For Woodruff, to paint is to embrace chaos. “It’s the one thing I can count on,” she says. To make a pact with chaos, she explains, means maintaining an intuitive balance between concentration and recognition of the forces of natural occurrence, understanding the rigor required in allowing for the unanticipated in her art. Woodruff finds inspiration in art which makes its own personal covenant with the void, which delves into enigmas of light and color: O’Keeffe’s bold topography, Rothko’s deep abysses, Turrell’s optic environments, and the unearthly portraiture of that technological Eye of Providence known as the Hubble Space Telescope.

Communication between elemental worlds lies at the heart of Woodruff’s “Psychopomp” series, a psychopomp being both a spiritual ambassador to the afterlife and a Jungian term for a mediator between the conscious and the unconscious. Nature is this artist’s perpetual touchstone. When bands of nacreous paint in a corner of “Psychopomp II” sparkle with the aventurescent shimmer I liken to the interior of a geode, Woodruff tells me about her grandfather, an Arizona prospector, and growing up around minerals and ores from his backyard mine in the desert.
Luminous Matters describes Woodruff’s work to be sure, but also asserts that the luminous matters, that light holds the key to greater illumination.
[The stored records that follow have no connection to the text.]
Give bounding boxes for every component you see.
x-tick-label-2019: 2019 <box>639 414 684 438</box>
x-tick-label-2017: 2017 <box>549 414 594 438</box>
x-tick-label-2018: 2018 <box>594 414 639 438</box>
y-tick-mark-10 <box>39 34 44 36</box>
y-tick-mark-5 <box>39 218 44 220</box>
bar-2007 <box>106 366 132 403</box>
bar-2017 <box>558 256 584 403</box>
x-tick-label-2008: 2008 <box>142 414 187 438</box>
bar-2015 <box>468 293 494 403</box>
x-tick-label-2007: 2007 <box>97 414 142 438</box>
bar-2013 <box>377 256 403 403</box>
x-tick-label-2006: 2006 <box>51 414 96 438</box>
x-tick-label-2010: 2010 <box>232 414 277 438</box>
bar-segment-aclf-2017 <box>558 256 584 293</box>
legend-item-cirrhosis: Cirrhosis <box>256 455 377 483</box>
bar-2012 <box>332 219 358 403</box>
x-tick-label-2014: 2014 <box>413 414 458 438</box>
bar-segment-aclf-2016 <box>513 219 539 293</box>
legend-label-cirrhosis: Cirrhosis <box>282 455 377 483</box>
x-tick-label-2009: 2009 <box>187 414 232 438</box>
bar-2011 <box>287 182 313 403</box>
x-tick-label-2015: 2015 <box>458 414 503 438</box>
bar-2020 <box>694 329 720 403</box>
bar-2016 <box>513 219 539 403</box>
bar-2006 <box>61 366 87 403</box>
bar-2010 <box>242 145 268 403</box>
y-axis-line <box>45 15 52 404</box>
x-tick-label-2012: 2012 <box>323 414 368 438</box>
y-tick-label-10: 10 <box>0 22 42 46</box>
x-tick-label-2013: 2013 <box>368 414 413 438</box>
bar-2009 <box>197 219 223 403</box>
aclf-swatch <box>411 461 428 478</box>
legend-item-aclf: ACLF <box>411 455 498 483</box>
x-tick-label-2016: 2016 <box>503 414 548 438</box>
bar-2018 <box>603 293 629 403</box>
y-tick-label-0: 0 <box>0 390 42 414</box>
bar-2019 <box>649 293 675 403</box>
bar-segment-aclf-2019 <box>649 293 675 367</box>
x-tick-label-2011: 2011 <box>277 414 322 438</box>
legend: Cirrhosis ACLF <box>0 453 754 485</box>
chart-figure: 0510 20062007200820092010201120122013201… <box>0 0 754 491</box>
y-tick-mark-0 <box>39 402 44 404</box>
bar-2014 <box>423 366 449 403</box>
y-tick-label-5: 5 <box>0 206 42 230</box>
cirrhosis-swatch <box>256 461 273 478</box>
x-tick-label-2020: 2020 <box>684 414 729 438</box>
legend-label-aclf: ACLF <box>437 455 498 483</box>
Kabbalists spoke of prophecy as the act of looking into a “luminous mirror.” An alternative title or a subtitle to Luminous Matters could be Light and Color (Woodruff’s Theory), after J.M.W. Turner’s 1843 supernatural vortex “Light and Color (Goethe’s Theory),” his depiction of the morning light after the great deluge. “The sun is God,” proclaimed an expiring Turner, whose majestic nimbuses find a way to waft into Woodruff’s “Properties of Light” and “Luminiferous.” Luminosity is revelation, deliverance out of darkness. Woodruff’s images provoke the viewer to see with new eyes.